Na prática é um cultor do gótico arqueológico que aplica as suas teorias sobre o restauro dos monumentos no seu empreendimento mais ambicioso ? a reconstrução do Castelo de Leiria. Significa isto que o estilo reside na aplicação dos princípios construtivos de determinada época, operando-se o restauro dentro da própria lógica do sistema, justificando em última instância, o emprego de novas técnicas e materiais. Contudo, por estar a par do curso da mudança que lentamente se operava no domínio da arquitectura e das artes decorativas e que, irremediavelmente, remetia o revivalismo à sua própria historicidade, acaba por renunciar à sua sonhada reconstrução do Castelo de Leiria, preconizando a sua consolidação através de cimento armado.
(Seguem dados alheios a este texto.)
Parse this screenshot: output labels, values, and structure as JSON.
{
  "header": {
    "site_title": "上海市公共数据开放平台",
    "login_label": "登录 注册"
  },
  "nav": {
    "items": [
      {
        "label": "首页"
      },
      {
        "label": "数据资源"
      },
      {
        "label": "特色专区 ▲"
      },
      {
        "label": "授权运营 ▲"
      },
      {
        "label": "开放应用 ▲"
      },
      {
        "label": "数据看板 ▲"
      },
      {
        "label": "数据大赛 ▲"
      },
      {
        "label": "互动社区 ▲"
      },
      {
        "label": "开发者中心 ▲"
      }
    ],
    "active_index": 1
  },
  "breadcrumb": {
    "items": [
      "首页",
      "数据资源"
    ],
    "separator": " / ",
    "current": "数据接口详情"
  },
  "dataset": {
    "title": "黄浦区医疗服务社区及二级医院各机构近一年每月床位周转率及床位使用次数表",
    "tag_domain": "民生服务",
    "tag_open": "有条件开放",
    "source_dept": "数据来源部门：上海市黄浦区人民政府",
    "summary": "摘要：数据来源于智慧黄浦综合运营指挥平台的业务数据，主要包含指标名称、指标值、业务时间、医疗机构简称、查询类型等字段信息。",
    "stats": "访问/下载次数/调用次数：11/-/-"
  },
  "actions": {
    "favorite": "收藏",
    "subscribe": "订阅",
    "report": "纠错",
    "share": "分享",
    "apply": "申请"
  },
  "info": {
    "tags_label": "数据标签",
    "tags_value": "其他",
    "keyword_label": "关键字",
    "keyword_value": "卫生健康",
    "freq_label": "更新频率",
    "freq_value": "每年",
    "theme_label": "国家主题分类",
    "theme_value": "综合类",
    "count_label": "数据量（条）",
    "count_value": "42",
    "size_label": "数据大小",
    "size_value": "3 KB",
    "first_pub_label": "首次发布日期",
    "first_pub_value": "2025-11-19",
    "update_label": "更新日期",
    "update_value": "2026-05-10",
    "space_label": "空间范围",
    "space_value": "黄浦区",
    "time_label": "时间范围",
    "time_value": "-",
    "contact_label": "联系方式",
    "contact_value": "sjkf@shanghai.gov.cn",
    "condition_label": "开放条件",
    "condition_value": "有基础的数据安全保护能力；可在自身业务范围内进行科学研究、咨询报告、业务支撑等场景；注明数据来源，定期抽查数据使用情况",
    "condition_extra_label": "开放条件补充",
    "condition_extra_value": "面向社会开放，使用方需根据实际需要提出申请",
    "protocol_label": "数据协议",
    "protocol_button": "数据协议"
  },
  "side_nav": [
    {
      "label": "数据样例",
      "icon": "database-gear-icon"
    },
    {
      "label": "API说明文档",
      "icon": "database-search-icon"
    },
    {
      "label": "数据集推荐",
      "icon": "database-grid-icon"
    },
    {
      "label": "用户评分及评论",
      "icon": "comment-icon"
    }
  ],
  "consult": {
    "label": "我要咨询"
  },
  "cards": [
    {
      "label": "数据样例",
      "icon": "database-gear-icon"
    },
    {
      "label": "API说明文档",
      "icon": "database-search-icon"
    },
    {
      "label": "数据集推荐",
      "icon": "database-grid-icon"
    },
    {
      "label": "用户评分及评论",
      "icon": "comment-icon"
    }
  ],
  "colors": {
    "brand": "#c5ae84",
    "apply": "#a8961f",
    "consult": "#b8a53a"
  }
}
Apesar destas contradições que indiciam obras com filosofias diferentes, com resultados onde, por vezes, emerge a ingerência do cliente presente nas limitações da encomenda que sugerem discutíveis critérios de gosto a que o arquitecto por questões de sobrevivência se tem que sujeitar, poder-se-á afirmar que a obra de Korrodi é essencialmente eclética (livre adopção de estilos onde predomina a fantasia inventiva). Na prática, Korrodi combina referências e estilos diversos e obedece, de um modo geral, a programas comuns à arquitectura do séc. XIX " que adopta o «clássico» para os edifícios públicos e o «medieval» para os religiosos. Porém, diferencia-se dos seus contemporâneos (Ventura Terra, Raul Lino, Norte Júnior, Pardal Monteiro, Adães Bermudes, Nicolau Bigaglia, irmãos Rebello de Andrade, etc.), porque nunca será um arquitecto "monumentalista". No fundo, ao afastar-se de um certo luxo urbano cosmopolita e ao revelar um certo ascetismo de raízes nórdicas que transparece também nas moradias e prédios de rendimento, acaba por distinguir a sua obra no contexto da época. Acresce que Korrodi, além de ser um artista da pedra, criador de uma oficina de canteiros onde desenvolveu uma actividade regeneradora do trabalho tradicional da pedra, é acima de tudo um escultor decorador associado a um movimento que aspira libertar a Arte das suas falsidades decorativas. É essa relação entre a forma e o ornamento que define o seu estilo pessoal, originando uma arquitectura pretensamente sóbria e clara na definição volumétrica que se aproxima, na sua espacialidade, a um programa próximo do "Domestic Revival" inglês e da arquitectura inglesa de "Cottage".
 
Seguidamente, já influenciado por Raul Lino, passa a integrar um conjunto de regionalismos nas suas obras, aproximando-se do espírito da "Casa Portuguesa" e, designadamente, de uma linguagem formal assente na busca das raízes de um tipo de arquitectura nacional. Este aportuguesamento na decoração e na arquitectura manifesta especial atenção para os períodos maneirista e barroco.

A sua formação aliada à actividade artesanal e ao conhecimento da matéria-prima justifica a existência de uma ornamentação minuciosamente estudada, dentro de um entendimento dos valores artesanais da matéria, aplicada sobre superfícies lisas e uniformes. Desta forma, Korrodi, embora tardiamente e sem abdicar de ser um "tradicionalista", acaba por integrar no seu vocabulário a Arte Nova, como nova morfologia decorativa, reflectindo a procura de um programa habitacional que reabilita a arte de construir. A sua acção estende-se inclusive à decoração de interiores e ao desenho de mobiliário, inspirando-se a sua obra nos ideais do movimento Arts and Crafts que defendia a conciliação do utilitarismo com a beleza da forma. Também aqui, embora Korrodi defendesse a educação do gosto das classes médias através das artes aplicadas aos ofícios, lhe aconteceria o mesmo que às suas obras de arquitectura, cujo programa dependia, em última instância, do estatuto social do encomendador. Não obstante, Korrodi realizou uma obra que influenciou a noção de conforto, conjugando a perfeição de acabamentos com o traçado minucioso dos interiores.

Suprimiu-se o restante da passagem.